Фонарь Диогена (Хоружий) - страница 439

Наконец, глубина и фундаментальность само-преобразования человека в практиках «эллинистической модели» критически зависят от ее ключевой особенности, важной для Фуко и усиленно им подчеркиваемой: от сохранения во всех этих практиках неприкасаемого ядра «себя» – ядра, которое не подлежит ни изменению, ни анализу, «расшифровке». Такая особенность влечет целый ряд следствий. С «неприкасаемым ядром» связана определенная сфера опыта человека, которая, стало быть, изымается, исключается из работы понимающего узрения и преобразования себя. Опыт себя артикулируется не полностью и не со всей глубиной, его проработке и рефлексии ставятся некие ограничения. С этим тесно связана и вышеотмеченная недоопределенность телоса практик себя, неясность его природы и статуса. Понятно также, что при таких изъятиях и ограничениях, опыт этих практик принципиально не может быть опытом духовной практики, опытом восхождения и размыкания человека к онтологически Иному: ибо подобный трансцендирующий опыт затрагивает и трансформирует, вовлекает в работу самопретворения всю полноту антропологической реальности, все уровни человеческого существа, не оставляя в человеке никаких закрытых областей, незатрагиваемых анклавов. Вследствие этих же ограничений, данный род опыта заведомо не является опытом, дающим полное выражение определенной «природы» и, соответственно, он не может обладать органоном, его методология не может быть до конца философски фундированной. И все эти свойства – одного рода, они выражают весьма ограниченный уровень внутренней организации опыта, его рефлексивной проработки и эпистемологической обеспеченности[848].

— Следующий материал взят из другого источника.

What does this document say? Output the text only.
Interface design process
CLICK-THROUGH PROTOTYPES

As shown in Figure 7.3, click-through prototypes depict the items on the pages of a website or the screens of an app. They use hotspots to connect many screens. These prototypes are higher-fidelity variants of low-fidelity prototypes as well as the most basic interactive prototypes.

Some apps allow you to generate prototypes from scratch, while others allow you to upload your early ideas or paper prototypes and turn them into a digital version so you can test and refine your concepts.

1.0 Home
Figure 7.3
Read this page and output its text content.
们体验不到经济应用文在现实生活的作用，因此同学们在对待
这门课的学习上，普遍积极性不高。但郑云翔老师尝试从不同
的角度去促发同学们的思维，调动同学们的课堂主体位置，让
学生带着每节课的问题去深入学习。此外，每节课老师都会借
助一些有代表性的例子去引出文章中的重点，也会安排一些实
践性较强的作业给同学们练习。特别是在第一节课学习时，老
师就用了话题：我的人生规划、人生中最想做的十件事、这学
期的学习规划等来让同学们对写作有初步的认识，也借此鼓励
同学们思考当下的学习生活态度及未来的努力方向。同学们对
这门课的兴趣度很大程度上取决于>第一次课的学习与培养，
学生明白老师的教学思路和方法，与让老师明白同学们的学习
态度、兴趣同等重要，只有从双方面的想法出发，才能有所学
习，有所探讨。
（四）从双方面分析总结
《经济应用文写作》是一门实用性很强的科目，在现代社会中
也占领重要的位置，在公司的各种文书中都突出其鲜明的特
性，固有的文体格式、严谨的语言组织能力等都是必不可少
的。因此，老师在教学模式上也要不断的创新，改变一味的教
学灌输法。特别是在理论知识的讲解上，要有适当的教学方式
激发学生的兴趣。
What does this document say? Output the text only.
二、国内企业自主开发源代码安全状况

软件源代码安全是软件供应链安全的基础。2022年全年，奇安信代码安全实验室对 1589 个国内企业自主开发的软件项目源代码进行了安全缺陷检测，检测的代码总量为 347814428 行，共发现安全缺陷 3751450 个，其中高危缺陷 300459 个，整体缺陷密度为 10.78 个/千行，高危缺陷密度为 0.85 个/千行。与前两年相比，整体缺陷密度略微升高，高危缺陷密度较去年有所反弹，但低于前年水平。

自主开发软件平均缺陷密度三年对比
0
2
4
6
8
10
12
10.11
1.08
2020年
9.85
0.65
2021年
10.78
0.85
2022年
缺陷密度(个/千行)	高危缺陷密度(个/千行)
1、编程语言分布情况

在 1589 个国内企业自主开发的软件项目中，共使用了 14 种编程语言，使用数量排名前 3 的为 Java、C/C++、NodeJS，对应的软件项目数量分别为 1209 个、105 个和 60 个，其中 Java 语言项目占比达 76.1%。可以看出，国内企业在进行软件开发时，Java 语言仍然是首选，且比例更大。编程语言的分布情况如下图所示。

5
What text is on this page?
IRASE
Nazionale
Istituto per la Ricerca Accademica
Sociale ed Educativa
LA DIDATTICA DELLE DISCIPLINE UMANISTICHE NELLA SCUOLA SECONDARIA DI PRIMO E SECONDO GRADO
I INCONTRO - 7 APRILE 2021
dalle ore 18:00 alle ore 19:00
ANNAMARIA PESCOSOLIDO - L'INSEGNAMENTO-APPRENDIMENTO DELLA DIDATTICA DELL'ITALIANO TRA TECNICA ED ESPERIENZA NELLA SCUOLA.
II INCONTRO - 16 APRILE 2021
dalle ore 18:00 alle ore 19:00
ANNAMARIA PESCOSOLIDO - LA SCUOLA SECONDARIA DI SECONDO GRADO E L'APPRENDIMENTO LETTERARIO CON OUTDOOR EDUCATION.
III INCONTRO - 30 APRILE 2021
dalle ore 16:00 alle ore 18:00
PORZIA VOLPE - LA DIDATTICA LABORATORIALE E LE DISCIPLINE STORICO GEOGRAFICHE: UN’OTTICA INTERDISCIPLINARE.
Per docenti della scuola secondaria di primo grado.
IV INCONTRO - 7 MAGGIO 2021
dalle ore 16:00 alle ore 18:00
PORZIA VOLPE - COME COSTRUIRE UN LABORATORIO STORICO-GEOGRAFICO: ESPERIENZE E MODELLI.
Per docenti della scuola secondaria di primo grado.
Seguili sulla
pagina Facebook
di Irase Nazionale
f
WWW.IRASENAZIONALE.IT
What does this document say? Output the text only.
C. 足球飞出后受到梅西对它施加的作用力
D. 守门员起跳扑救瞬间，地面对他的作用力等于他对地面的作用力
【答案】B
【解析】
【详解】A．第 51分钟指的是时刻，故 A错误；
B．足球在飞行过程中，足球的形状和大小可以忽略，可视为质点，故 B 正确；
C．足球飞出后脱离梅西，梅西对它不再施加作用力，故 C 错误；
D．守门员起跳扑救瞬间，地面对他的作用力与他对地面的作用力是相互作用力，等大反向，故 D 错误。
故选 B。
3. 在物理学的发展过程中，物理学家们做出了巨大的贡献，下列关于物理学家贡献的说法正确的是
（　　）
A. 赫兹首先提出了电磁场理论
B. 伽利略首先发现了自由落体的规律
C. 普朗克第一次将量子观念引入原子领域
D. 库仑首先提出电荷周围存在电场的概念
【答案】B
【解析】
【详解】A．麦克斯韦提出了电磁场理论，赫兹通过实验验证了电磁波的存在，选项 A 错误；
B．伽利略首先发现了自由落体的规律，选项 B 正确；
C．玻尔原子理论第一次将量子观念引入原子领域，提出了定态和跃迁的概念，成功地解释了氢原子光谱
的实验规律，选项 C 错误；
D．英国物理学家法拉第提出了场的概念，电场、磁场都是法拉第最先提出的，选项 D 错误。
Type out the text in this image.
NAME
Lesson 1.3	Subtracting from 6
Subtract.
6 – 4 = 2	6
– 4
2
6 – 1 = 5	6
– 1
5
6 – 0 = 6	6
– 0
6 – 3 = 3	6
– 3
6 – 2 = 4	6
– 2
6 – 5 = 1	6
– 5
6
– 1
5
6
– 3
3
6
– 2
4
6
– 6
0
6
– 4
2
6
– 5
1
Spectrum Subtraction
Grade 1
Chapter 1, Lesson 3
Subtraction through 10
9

В итоге, в философском, религиозном, антропологическом аспектах эллинистическая модель практик себя равно демонстрирует некий недоделанный и недодуманный характер, демонстрирует качества мысли, не доходящей до конца, до полноты проработки своего предмета – человека, «себя». Она опирается на недостаточно зрелый, недостаточно глубокий опыт «себя». Человек оставляет здесь без ответа многие существенные вопросы о себе, он отказывается разбираться с собой во всем объеме и полноте своей наличной данности. Его понимание и преобразование себя не распространяется на некоторые сферы «себя», его отношения с собой не достигают последней глубины. И всё это влечет однозначный вывод: эта модель, несовершенная и как бы незаконченная в стольких отношениях, могла быть лишь принципиально «временной», промежуточной формацией практик себя. В значительной мере, этим и объясняется та ее историческая судьба, на которую сетует Фуко, – ее позднейшая заслоненность соседними моделями, платоновской и христианской. Дальнейшее продвижение, следующий шаг в отношениях человека с самим собой были необходимы и неизбежны. Рождение какой-то новой формации практик себя, где бы проработка человеком себя – своего сознания, своей субъектности – не останавливалась ни на каких рубежах, но стремилась дойти до конца, до исчерпывающей полноты, вбирающей все содержание «себя», – было императивом логическим и духовным.